The London Design Festival has come around again. Each year it seems to get bigger and more diverse, but not diverse enough for Neville Brody who has launched the Anti-Design Festival to inspire creative thinking and risk-taking. Their manifesto is to "shift the focus from bums-on-seats to brain food". A commendable idea and we agree designers should be inspired and challenged, but should a design be criticised simply for being commercial? Shouldn't design be accessible to everyone? We'll watch the debate in action as the week progresses.
As we mentioned earlier, we will be keeping ourselves busy this week with a presence at the two premier shows of the Festival - 100% Design and The Tramshed, so we took the opportunity yesterday to do a whistle-stop tour of a fraction of the events on offer this year.
First up was the V&A - the festival hub and host to some impressive installations.
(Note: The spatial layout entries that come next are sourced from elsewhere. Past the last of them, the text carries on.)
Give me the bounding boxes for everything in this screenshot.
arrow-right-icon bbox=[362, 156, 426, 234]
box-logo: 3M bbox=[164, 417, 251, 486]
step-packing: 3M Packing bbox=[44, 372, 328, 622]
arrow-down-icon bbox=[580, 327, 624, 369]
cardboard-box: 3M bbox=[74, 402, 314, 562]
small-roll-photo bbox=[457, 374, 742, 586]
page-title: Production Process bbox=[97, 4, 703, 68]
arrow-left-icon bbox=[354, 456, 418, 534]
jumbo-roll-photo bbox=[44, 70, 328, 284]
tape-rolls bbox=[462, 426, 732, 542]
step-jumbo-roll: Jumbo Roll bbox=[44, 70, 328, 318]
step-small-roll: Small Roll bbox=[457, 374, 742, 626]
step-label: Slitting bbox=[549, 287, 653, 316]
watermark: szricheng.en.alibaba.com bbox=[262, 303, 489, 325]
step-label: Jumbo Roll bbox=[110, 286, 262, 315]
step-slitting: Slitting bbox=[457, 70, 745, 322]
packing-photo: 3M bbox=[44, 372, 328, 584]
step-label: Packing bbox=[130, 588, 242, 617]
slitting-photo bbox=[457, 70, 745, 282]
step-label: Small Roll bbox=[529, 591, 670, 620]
Save some time to take the Hidden V&A iPod Tour, specially commissioned for the festival and lose yourself in some of the less visited spaces of this amazing (and free!) London resource.
Also at the V&A are installations by Michael Anastassiades (Kinetic Light in the Music Room), Stuart Haygarth (Framed on Staircase P leading to the Architecture Rooms) and Relay favourite Max Lamb whose Vermiculated Ashlar-Plaster Bench was still drying when we visited. All shown below.
While you're in the Brompton Design District, make sure you stop by mint for their Homework exhibition, below, and Italian brand Skitsch are hosting one of two Dezeen Watch Store pop-ups (the other will be our neighbour at The Tramshed - the temptation might prove too much).
Moving into central London we managed to get through the crowds gathered to see/protest against the Pope and saw Outrace in Trafalgar Square. The robots had gathered quite a crowd but no one seemed to know what they were doing. You can send your own message for the robots to write here.
Down on the South Bank, Paul Cocksedge's Drop, below, had also drawn a crowd and this time, people instinctively knew what to do.
Down the steps to Canteen was the installation of Thomas Heatherwick's Spun chair, below. Adults and children alike took great delight in spinning and spinning and spinning. It would seem the secret to lifting your mood is to take one of these for a spin.
See you at 100% Design and/or The Tramshed.